A terrifying glimpse of the future

Few writers engage readers in thinking about the meaning of scientific discoveries as well as Elizabeth Kolbert, a staff writer at The New Yorker. Kolbert’s enviable talents, her wit and intelligence, the clarity of her prose, are on full display in The Sixth Extinction, a fascinating and alarming book that examines mass extinctions of life forms, past and present.

The very idea of species extinction is relatively recent. It “finally emerged as a concept, probably not coincidentally, in revolutionary France,” Kolbert writes in an early chapter about the discovery of bones of the American mastodon. Since then, naturalists and scientists have debated the mechanism of mass extinction—do species evolve, so to speak, into extinction, or do they disappear rapidly, catastrophically? (The answer, Kolbert writes with customary wit, is that “as in Tolstoy, every extinction event appears to be unhappy—and fatally so—in its own way.”)

In the first half of her book, Kolbert explores these scientific debates by looking at five previous mass extinctions, times when “conditions change so drastically or so suddenly (or so drastically and so suddenly) that evolutionary history counts for little.” Her strategy here and throughout the book is to focus on an emblematic species—the great auk, for example—and build a layered narrative about each mass extinction event.

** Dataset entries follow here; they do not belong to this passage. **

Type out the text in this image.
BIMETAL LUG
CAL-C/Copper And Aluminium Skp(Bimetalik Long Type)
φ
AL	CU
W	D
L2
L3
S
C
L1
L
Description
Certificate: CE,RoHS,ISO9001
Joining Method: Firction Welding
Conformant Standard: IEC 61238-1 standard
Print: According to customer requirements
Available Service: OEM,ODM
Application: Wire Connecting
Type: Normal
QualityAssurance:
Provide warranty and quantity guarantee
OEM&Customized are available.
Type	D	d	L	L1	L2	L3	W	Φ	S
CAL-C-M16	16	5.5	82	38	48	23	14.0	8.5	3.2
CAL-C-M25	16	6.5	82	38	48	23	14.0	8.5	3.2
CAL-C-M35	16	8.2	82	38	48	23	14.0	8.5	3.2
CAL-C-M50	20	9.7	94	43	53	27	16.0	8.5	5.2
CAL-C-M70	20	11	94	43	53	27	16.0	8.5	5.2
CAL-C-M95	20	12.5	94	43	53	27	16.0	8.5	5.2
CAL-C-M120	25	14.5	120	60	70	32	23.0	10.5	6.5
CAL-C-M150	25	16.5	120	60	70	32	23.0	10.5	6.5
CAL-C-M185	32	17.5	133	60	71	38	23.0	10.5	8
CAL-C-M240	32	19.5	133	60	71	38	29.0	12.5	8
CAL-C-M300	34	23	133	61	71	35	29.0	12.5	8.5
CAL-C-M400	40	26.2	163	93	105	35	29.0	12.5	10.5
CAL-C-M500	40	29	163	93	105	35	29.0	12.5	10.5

In the second half of the book, Kolbert focuses on threatened but not-yet-extinct species to make her most telling point: that humans have become a—perhaps the—force of nature, capable of changing the world “faster than species can adapt.” 

What our massively disruptive power means, we cannot fully know. But, as Kolbert writes at the end of the book, “Among the many lessons that emerge from the geologic record, perhaps the most sobering is that in life, as in mutual funds, past performance is no guarantee of future results.”

The Sixth Extinction is a must-read for anyone concerned in any way, shape or form about the future of life on planet Earth.